Attention and Spiritual Experience
Spiritual Reflections Upon Iain McGilchrist's The Master and His Emissary
How Attention Creates Our Worlds
I’ve just got back from a period of annual leave during which I proposed to read some of The Master and His Emissary by Iain McGilchrist. I’ve wanted to read this book for a very long time but have been reluctant to start because I knew it would take a while. Well, I didn’t manage very much during my time off. I just ended up spending time doing other things, many of them family things which were very enjoyable.
But I did read enough to come to realise that this is a very important book. And I have to warn you that I will probably be writing about it for some time to come. I am particularly interested in how McGilchrist’s observations about the human brain and how the nature of things informs the spiritual life. I’d like to begin with a passage about attention.

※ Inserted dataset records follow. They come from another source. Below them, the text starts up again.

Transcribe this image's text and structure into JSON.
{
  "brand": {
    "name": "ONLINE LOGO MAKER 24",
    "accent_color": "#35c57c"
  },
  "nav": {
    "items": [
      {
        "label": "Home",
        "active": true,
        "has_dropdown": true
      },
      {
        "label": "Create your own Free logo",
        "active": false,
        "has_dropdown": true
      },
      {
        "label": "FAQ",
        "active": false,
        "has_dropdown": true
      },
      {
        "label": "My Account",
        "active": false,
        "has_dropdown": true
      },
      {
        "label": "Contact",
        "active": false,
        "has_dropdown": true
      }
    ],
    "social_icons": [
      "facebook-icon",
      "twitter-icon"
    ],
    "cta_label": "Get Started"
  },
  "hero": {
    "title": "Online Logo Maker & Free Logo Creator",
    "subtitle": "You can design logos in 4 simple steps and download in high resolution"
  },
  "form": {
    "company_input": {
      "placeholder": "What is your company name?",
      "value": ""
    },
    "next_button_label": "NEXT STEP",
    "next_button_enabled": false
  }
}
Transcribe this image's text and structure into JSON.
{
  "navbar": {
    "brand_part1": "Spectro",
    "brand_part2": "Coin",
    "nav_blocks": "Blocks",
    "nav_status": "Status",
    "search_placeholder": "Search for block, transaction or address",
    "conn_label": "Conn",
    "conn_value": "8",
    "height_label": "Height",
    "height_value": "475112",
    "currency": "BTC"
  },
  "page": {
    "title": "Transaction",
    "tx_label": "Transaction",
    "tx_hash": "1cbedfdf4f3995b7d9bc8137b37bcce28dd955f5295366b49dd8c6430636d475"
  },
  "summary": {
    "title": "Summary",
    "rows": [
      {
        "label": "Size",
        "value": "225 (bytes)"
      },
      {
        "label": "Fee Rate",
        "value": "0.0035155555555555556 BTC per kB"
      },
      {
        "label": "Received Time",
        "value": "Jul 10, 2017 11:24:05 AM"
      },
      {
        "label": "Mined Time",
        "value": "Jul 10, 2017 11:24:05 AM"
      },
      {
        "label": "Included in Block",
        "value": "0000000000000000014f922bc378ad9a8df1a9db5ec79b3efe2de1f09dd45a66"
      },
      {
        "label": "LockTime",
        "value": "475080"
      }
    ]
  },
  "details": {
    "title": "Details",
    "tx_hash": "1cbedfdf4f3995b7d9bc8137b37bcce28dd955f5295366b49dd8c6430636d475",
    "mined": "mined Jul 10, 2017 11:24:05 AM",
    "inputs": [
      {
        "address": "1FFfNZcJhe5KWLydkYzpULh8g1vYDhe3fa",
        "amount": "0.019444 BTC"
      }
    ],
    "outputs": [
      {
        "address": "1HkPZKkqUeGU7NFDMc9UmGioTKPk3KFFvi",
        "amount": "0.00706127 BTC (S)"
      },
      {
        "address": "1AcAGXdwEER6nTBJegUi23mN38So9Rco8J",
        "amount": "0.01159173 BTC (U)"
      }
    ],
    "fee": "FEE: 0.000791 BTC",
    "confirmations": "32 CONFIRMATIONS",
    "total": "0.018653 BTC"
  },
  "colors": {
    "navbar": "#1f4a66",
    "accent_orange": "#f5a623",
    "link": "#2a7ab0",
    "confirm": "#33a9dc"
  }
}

Before I start, however, for the uninitiated, this book is about the divided nature of the human brain: the left and right hemispheres and how they have different approaches to the world. It’s preposterous to try and summarise what McGilchrist says about this but suffice to say here that the left hemisphere has an apparently more analytical take on the world by which it tends to break things down into their component parts and build them back up again. The right hemisphere is more holistic in its orientation and experiences the world and the things within it - such as people - as entire units that are taken all at once, as it were. McGilchrist’s thesis is that Western Modernity is fundamentally left-brained in its orientation and that this is the cause of so much of our downfall. I’ve not got to that bit yet though. Here’s a quotation on attention:
The kind of attention we bring to bear on the world changes the nature of the world we attend to, the very nature of the world in which those ‘functions’ would be carried out, and which those ‘things’ would exist. Attention changes what kind of a thing comes into being for us: in that way it changes the world…
(This is the case) not just with the human world, but with everything with which we come into contact. A mountain that is a landmark to a navigator, a source of wealth to a prospector, a many-textured form to a painter, or another the dwelling place of the gods, is changed by the attention given to it. There is no ‘real’ mountain which can be distinguished from these, no one way of thinking which reveals the true mountain.